I purchased a 6-foot long, 3-inch wide foam sheet from the home improvement store. I made a transparency intending to project it on the sheet but discovered the projector wasn’t working. An artistic volunteer and I decided to sketch the design on the foam using a pencil. Next, we outlined the pencil drawing with a permanent black marker.
This is the first step in the process.

We used two metal spoons, like coffee spoons, to dig out the foam around the super J. Digging down a little gave the sign a cool, 3-D effect. When painted and finished, it would look like stone.
Next we used a ShopVac to suck away the excess foam pieces. This gave the sign a clean surface to paint.

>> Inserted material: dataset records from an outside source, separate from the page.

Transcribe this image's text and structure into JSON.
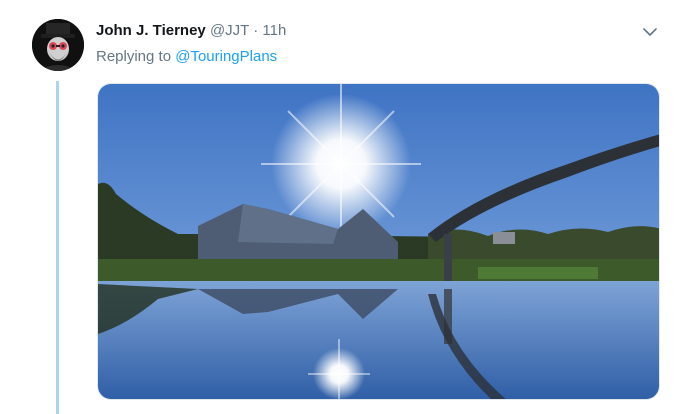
{
  "tweet": {
    "display_name": "John J. Tierney",
    "handle": "@JJT",
    "separator": "·",
    "time": "11h",
    "reply_prefix": "Replying to",
    "reply_to": "@TouringPlans"
  },
  "icons": {
    "more": "chevron-down-icon",
    "avatar": "avatar"
  },
  "colors": {
    "link": "#1da1f2",
    "muted": "#657786",
    "thread_line": "#a8d6ef"
  }
}
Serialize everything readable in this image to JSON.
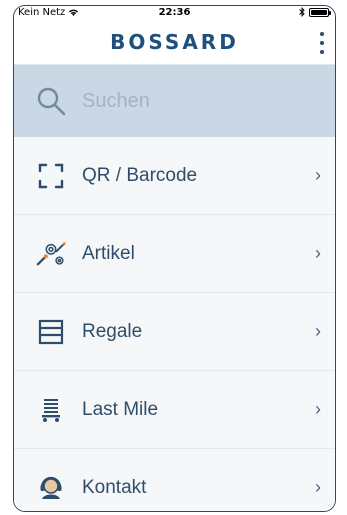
{
  "statusbar": {
    "carrier": "Kein Netz",
    "time": "22:36"
  },
  "appbar": {
    "logo_text": "BOSSARD"
  },
  "search": {
    "placeholder": "Suchen"
  },
  "menu": {
    "items": [
      {
        "label": "QR / Barcode",
        "icon": "qr-scan-icon"
      },
      {
        "label": "Artikel",
        "icon": "tools-icon"
      },
      {
        "label": "Regale",
        "icon": "shelf-icon"
      },
      {
        "label": "Last Mile",
        "icon": "cart-icon"
      },
      {
        "label": "Kontakt",
        "icon": "headset-icon"
      }
    ],
    "chevron": "›"
  },
  "colors": {
    "accent": "#1f4f7c",
    "search_bg": "#c9d8e4",
    "text": "#2f4d6b"
  }
}
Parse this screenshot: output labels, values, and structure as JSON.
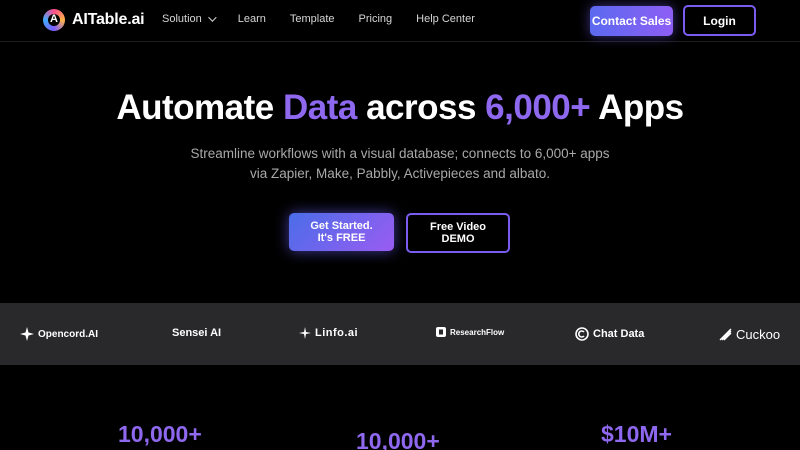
{
  "brand": {
    "name": "AITable.ai",
    "logo_letter": "A"
  },
  "nav": {
    "items": [
      {
        "label": "Solution",
        "has_dropdown": true
      },
      {
        "label": "Learn"
      },
      {
        "label": "Template"
      },
      {
        "label": "Pricing"
      },
      {
        "label": "Help Center"
      }
    ],
    "contact_sales": "Contact Sales",
    "login": "Login"
  },
  "hero": {
    "title_part1": "Automate ",
    "title_accent1": "Data",
    "title_part2": " across ",
    "title_accent2": "6,000+",
    "title_part3": " Apps",
    "subtitle_line1": "Streamline workflows with a visual database; connects to 6,000+ apps",
    "subtitle_line2": "via Zapier, Make, Pabbly, Activepieces and albato.",
    "cta_primary_line1": "Get Started.",
    "cta_primary_line2": "It's FREE",
    "cta_secondary_line1": "Free Video",
    "cta_secondary_line2": "DEMO"
  },
  "partners": [
    {
      "name": "Opencord.AI",
      "icon": "opencord-icon"
    },
    {
      "name": "Sensei AI",
      "icon": ""
    },
    {
      "name": "Linfo.ai",
      "icon": "linfo-icon"
    },
    {
      "name": "ResearchFlow",
      "icon": "researchflow-icon"
    },
    {
      "name": "Chat Data",
      "icon": "chatdata-icon"
    },
    {
      "name": "Cuckoo",
      "icon": "cuckoo-icon"
    }
  ],
  "stats": [
    {
      "value": "10,000+"
    },
    {
      "value": "10,000+"
    },
    {
      "value": "$10M+"
    }
  ],
  "colors": {
    "accent": "#8e68ee",
    "button_gradient_start": "#4a6de8",
    "button_gradient_end": "#9a5cf2",
    "band": "#29292c"
  }
}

I chose red and yellow craft paint to make the super sign. I poured the paint in foam cups and added some water to make it thinner. With a sponge applicator, I dabbed on the color, working the yellow paint into the faux stone area first. You have to move the sponge around to get all the foam surface covered. After that dried, I used red paint to color in the letter. I let the paint dry completely then drew on the lines again using the permanent marker.
We stapled the fabric to the back of the cross then positioned a small fan to make the cape blow in the breeze.
I tapped two nails into the front of the cross and pushed the foam piece onto it carefully. The finished product look terrific! This fun ministry is great for volunteers who want to help but don’t like being too visible. Get creative and make any sign you like using foam and few cheap tools.